How to pass the correct audience when calling mssparkutils.credentials.getToken on Azure China (Mooncake) cloud?

Abhishek Bhatt 0 Reputation points Microsoft Employee
2024-05-21T04:20:59.6566667+00:00

I'm using Microsoft Spark Utilities (MSSparkUtils) with linked service to authenticate into Azure SQL using System Assigned Managed Identity (Synapse Workspace) on Azure China (Mooncake) cloud. However, when I call gettoken with the audience type AzureOSSDB as described here, the function looks for the endpoint https://ossrdbms-aad.database.windows.net/ as per Azure Public Cloud (CORP tenant) which is incorrect. The correct endpoint to look for on Mooncake cloud is *.database.chinacloudapi.cn as described here. Please advise how can I set the correct cloud environment or override default endpoints in mssparkutils.
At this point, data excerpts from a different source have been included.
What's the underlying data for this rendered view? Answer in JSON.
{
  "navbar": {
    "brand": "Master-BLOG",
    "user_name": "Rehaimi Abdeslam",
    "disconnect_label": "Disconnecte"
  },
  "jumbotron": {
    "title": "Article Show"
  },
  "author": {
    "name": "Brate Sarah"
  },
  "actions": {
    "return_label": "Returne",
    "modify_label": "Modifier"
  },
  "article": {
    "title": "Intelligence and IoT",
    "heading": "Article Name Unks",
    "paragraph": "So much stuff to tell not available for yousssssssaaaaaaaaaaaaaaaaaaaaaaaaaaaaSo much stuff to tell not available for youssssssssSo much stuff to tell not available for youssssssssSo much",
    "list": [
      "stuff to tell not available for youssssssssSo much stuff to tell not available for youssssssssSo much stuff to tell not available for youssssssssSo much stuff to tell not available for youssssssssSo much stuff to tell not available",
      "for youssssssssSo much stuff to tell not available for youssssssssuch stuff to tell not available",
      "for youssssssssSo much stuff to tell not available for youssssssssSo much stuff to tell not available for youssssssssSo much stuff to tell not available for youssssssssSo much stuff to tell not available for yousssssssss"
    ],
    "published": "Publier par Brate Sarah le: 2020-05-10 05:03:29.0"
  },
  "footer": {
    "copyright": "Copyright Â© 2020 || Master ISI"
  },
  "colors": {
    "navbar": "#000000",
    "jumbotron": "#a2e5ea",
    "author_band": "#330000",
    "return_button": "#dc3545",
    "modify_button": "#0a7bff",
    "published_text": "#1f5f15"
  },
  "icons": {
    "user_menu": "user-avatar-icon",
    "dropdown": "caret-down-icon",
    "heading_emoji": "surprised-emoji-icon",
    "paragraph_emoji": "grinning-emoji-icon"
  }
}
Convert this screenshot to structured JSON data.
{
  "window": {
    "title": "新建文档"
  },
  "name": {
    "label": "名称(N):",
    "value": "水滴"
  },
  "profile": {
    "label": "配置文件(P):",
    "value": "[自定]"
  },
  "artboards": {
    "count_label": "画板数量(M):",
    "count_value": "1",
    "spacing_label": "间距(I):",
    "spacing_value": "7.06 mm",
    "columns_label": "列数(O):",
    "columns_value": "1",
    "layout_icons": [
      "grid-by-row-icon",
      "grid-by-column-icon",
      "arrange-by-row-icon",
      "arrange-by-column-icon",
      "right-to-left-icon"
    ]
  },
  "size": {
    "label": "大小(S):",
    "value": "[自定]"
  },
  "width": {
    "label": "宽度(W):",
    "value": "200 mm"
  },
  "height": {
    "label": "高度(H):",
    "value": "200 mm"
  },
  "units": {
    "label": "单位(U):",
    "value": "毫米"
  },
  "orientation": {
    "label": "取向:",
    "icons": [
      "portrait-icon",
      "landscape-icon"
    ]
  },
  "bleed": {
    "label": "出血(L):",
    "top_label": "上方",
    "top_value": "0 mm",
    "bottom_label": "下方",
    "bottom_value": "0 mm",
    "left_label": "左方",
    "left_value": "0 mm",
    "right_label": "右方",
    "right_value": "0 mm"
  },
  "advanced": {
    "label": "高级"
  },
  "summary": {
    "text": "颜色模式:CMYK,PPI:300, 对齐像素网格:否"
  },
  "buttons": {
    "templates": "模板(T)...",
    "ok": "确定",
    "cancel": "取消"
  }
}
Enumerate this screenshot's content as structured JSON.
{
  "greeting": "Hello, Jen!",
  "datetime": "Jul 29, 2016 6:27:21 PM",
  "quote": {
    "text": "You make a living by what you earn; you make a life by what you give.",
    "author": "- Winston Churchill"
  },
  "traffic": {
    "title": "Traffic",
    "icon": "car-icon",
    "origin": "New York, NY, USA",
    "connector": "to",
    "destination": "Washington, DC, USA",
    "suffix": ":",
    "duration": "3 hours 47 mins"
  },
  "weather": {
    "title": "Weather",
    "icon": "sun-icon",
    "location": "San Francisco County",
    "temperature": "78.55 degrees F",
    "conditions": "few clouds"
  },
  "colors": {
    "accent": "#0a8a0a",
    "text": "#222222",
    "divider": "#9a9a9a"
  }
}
Steps to reproduce the behavior

Call mssparkutils.credentials.getToken('AzureOSSDB') on a Synapse Notebook on Azure China (Mooncake) cloud.

User's image

Note: Passing in the audience URI as mssparkutils.credentials.getToken("https://ossrdbms-aad.database.chinacloudapi.cn") also doesn't work and returns this exception.

User's image

Expected behavior

The function call should return a bearer token to be used for SQL authentication as described here.

Additional context

As per security guidelines, we are dependent on mssparkutils for authenticating using managed identities (credential-free), since Azure identity library does not work in Synapse workspace.

Exception Traceback:

`---------------------------------------------------------------------------

Py4JJavaError Traceback (most recent call last)

Cell In [31], line 1

----> 1 mssparkutils.credentials.getToken('AzureOSSDB')

File ~/cluster-env/clonedenv/lib/python3.10/site-packages/notebookutils/mssparkutils/credentials.py:8, in getToken(audience, name)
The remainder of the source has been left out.